Pierrette a cherché par tous les moyens à échapper à ce qui pouvait l’influencer. Et c’est ce cheminement obstiné qui lui a permis de rencontrer les formes d’art qui lui correspondaient profondément, que ce soit dans les techniques classiques ou dans ses inventions les plus originales – au premier rang desquelles les lignes de crin, dont elle aimait le côté graphique, mais qui dépassaient les possibilités du papier pour devenir des sculptures d’un type inconnu. Nous avons également partagé la passion du noir, utilisé chez elle d’une façon indissociable du blanc, créant dans le papier des contrastes d’une très grande force, qui donnent au blanc une variété d’éclat sans équivalent.
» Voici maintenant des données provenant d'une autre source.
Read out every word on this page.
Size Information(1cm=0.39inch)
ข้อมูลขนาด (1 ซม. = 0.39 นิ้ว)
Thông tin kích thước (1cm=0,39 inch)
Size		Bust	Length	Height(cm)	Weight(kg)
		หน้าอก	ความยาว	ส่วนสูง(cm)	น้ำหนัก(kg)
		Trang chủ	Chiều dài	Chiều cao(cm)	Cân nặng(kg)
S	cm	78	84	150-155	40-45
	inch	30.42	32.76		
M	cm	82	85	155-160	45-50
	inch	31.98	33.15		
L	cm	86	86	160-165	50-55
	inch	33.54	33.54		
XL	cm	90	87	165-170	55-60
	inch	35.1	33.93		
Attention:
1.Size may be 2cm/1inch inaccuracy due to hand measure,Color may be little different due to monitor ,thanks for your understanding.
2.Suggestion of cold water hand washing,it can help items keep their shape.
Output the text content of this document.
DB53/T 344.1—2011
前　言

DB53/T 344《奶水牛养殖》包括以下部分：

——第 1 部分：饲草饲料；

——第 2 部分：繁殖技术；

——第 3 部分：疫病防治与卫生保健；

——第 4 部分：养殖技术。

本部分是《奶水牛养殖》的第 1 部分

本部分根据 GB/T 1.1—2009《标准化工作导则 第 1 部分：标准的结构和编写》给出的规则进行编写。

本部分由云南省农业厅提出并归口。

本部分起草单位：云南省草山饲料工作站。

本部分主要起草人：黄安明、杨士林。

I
Dans ses dessins comme dans ses fils de crin, m’apparaît spécialement important le fait d’aboutir à une forme de continuité, de durée, avec le rapport particulier au temps qu’engendrent de telles œuvres. Il y a de l’audace dans un travail aussi élémentaire et il y a de l’audace à l’avoir poursuivi vers quelque chose que je trouve toujours plus personnel, toujours plus singulier. Si certains l’ont dite tentée par l’effacement, je vois pour ma part, dans son évolution, une intensification de son art.

De tous les peintres qui m’ont été contemporains, au-delà de l’amitié, elle est la seule dont les choix majeurs, ces choix éthiques inséparables d’une esthétique, ont été véritablement proches des miens. Sa conception de l’œuvre d’art est parente de la mienne : ni image, ni langage, sans message indirect adressé par le biais d’un titre. Avec une détermination entière et sans relâche, Pierrette Bloch a toute sa vie ouvert un chemin unique dont l’originalité et la force s’imposent maintenant à tous.